The National Park Service is a team of people dedicated to protecting, preserving, and speaking information about the Everglades. The more people know about this rich and diverse landscape, the more hope there is for its future.


Now that you have learned some interesting facts, it’s time to take a trip over to our Everglades Gator Park and experience the wonderful wetlands for yourself! The Everglades is a must when it comes to sightseeing in Florida.

At Everglades Holiday Park, you can climb aboard state-of-the-art vessels for an unforgettable tour. These tours are guided by knowledgeable captains who know the best spots for spotting wildlife. They’ll point out animals, answer your questions, and take you on one of the smoothest rides of your life. If you want to experience the Everglades in a unique and relaxing way, zipping across the River of Grass at top speeds is the way to do it.

FAQs About Everglades

Why is the Everglades often referred to as the “River of Grass”?

It is because of the Everglades’ massive system of slow-moving bodies of water that spread well past the National Park boundaries. Especially from an aeriael view, the color and the gentle swaying make it look very much like a river of grass flowing peacefully on its way.

How deep is the water in the Everglades?

The water level averages around 4 to 5 feet deep. The deepest point is around 9 feet.
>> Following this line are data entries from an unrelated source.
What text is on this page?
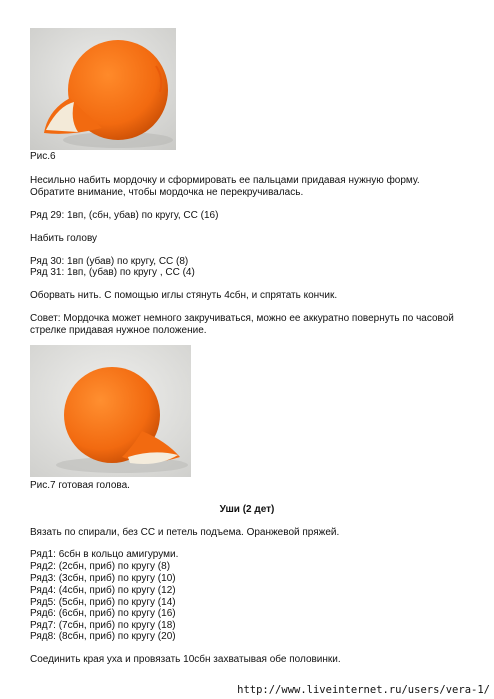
Рис.6
Несильно набить мордочку и сформировать ее пальцами придавая нужную форму.
Обратите внимание, чтобы мордочка не перекручивалась.
Ряд 29: 1вп, (сбн, убав) по кругу, СС (16)
Набить голову
Ряд 30: 1вп (убав) по кругу, СС (8)
Ряд 31: 1вп, (убав) по кругу , СС (4)
Оборвать нить. С помощью иглы стянуть 4сбн, и спрятать кончик.
Совет: Мордочка может немного закручиваться, можно ее аккуратно повернуть по часовой
стрелке придавая нужное положение.
Рис.7 готовая голова.
Уши (2 дет)
Вязать по спирали, без СС и петель подъема. Оранжевой пряжей.
Ряд1: 6сбн в кольцо амигуруми.
Ряд2: (2сбн, приб) по кругу (8)
Ряд3: (3сбн, приб) по кругу (10)
Ряд4: (4сбн, приб) по кругу (12)
Ряд5: (5сбн, приб) по кругу (14)
Ряд6: (6сбн, приб) по кругу (16)
Ряд7: (7сбн, приб) по кругу (18)
Ряд8: (8сбн, приб) по кругу (20)
Соединить края уха и провязать 10сбн захватывая обе половинки.
http://www.liveinternet.ru/users/vera-1/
What endangered species can be found in the Everglades?

There are several endangered species living in the Everglades, including the West Indian Manatee, the Florida Panther, the Wood Stork, the Snail Kite, the Gopher Tortoise, the Smalltooth Sawfish, the Eastern Indigo Snake, and others.

Is it safe to swim in the Everglades?

While this river is technically shallow enough for people to swim in, it is not considered safe to swim in the Everglades. There is such an abundance of wildlife and such low visibility that you wouldn’t be able to maintain safe boundaries.

What activities can tourists engage in when visiting the Everglades?

There are many ways a tourist can immerse in the Everglades. The *60-minute airboat tour is an excellent way to view the beautiful scenery and get some stunning pictures, while the animal encounter and live gator shows are a little more up close and personal.